Kenapa bukan aku?

Oleh ARK

Seorang pria dengan kedua tangan menggapai ke langit.
“Kenapa aku?” harus menjadi satu-satunya pertanyaan paling egois yang pernah diajukan. (Foto oleh Bashar Al-Ba'noun)

Sesuatu yang sudah lama saya perhatikan, adalah bagaimana, ketika orang mengalami penderitaan dan kesedihan, hal yang sangat umum kita temukan adalah, “Mengapa saya?” Aku sakit, kenapa aku? Saya baru saja kehilangan pekerjaan saya, mengapa saya? Istri saya meninggalkan saya, saya kehilangan semua yang pernah saya miliki, mengapa saya, mengapa saya, dan seterusnya. “Kenapa aku?” harus menjadi satu-satunya pertanyaan paling egois yang pernah diajukan.

Kita sepertinya merasa bahwa penderitaan tidak berhak memasuki hidup kita. Dari miliaran dan miliaran makhluk yang berpikir, kita paling tidak layak mendapatkan kesulitan dan kesulitan kita. Saya masih bertanya-tanya mengapa demikian. Bukan untuk mengatakan bahwa saya tidak merenungkan pertanyaan yang sama berkali-kali di masa muda saya—bersalah seperti yang dituduhkan! Kita lahir, kita menjadi tua, dan kita mati. Kita mengalami berbagai bentuk penderitaan sebelum, selama, dan setelah setiap tahap kehidupan ini, sama sekali tidak dapat dihindari. Kami terus-menerus mencari cara dan sarana untuk membuat hidup menyenangkan, tetapi tampaknya semakin keras kami mencoba untuk membuatnya lebih baik, semakin buruk yang sebenarnya terjadi.

Suatu hari saya melihat ke cermin, dan melihat saya memiliki taburan uban di kepala saya. Reaksi pertama saya adalah, “Mengapa saya? Saya baru 28 tahun. Saya terlalu muda untuk ini!” Kemudian saya menyadari betapa menyedihkannya saya terdengar pada diri saya sendiri. Hal-hal yang benar-benar bisa menjadi jauh lebih buruk.

Sebagai seorang praktisi Buddhisme Mahayana (Kendaraan Besar), pertanyaan “Mengapa saya?” bahkan lebih egois daripada dalam konteks duniawi.
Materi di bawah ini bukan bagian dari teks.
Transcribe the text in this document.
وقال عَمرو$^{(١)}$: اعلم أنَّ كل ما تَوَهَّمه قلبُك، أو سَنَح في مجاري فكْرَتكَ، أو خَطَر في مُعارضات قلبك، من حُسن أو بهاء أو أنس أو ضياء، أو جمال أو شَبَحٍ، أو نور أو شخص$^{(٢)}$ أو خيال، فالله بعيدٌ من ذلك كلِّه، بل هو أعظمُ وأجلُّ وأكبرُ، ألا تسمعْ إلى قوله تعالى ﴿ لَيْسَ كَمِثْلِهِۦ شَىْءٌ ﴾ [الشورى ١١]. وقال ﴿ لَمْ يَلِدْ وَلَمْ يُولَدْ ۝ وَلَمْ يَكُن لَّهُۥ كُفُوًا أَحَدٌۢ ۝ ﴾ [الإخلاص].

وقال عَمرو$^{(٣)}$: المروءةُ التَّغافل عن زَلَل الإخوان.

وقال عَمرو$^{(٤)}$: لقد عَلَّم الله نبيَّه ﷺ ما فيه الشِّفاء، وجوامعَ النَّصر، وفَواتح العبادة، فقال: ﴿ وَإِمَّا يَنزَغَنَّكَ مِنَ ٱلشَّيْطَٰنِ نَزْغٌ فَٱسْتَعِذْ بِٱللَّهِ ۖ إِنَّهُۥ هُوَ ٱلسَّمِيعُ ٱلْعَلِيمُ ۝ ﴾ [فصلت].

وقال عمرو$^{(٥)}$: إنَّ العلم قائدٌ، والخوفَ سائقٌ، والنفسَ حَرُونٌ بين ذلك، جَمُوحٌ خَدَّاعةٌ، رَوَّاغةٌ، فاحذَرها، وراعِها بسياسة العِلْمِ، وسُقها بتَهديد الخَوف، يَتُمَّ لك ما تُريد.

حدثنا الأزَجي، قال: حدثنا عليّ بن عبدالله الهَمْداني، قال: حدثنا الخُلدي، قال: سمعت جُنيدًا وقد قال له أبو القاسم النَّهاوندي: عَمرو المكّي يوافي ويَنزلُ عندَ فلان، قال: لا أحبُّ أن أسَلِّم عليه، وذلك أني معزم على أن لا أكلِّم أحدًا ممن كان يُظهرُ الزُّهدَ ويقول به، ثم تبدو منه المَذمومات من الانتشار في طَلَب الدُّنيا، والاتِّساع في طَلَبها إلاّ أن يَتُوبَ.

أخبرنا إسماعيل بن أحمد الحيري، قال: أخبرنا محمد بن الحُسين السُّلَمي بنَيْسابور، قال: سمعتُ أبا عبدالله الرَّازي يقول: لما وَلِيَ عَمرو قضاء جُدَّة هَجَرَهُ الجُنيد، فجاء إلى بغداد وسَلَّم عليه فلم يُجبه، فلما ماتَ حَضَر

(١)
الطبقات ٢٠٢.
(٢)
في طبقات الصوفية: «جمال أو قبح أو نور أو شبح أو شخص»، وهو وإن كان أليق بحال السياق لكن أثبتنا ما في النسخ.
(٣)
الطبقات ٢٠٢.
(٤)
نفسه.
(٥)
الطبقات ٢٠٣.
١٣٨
Orang yang mempraktikkan Mahayana sedang belajar, berlatih, dan mengalami hal-hal untuk memadamkan penderitaan orang lain—semua yang lain. Untuk seseorang yang ingin menginjak bodhisattva (orang yang telah mengembangkan keinginan untuk mencapai pencerahan demi semua makhluk), pertanyaan yang benar-benar harus kita tanyakan, ketika kita melihat penderitaan orang lain, adalah, “Mengapa bukan saya? Mengapa saya tidak dapat menanggung penderitaan mereka sendiri?” Ini benar-benar keinginan saya untuk melihat rasa sakit dan penderitaan berkurang.

Kita harus menemukan cara untuk meringankan penderitaan orang lain tanpa berpikir untuk terlihat buruk bagi orang lain. Selama kita tahu bahwa kita dengan tulus berusaha membantu, pendapat buruk orang lain tidak masalah.

Terima kasih atas waktunya, semoga Anda semua baik-baik saja dan bahagia.

Orang yang dipenjara

Banyak orang yang dipenjara dari seluruh Amerika Serikat berkorespondensi dengan Yang Mulia Thubten Chodron dan para biarawan dari Biara Sravasti. Mereka memberikan wawasan luar biasa tentang bagaimana mereka menerapkan Dharma dan berjuang untuk memberikan manfaat bagi diri mereka sendiri dan orang lain bahkan dalam situasi yang paling sulit sekalipun.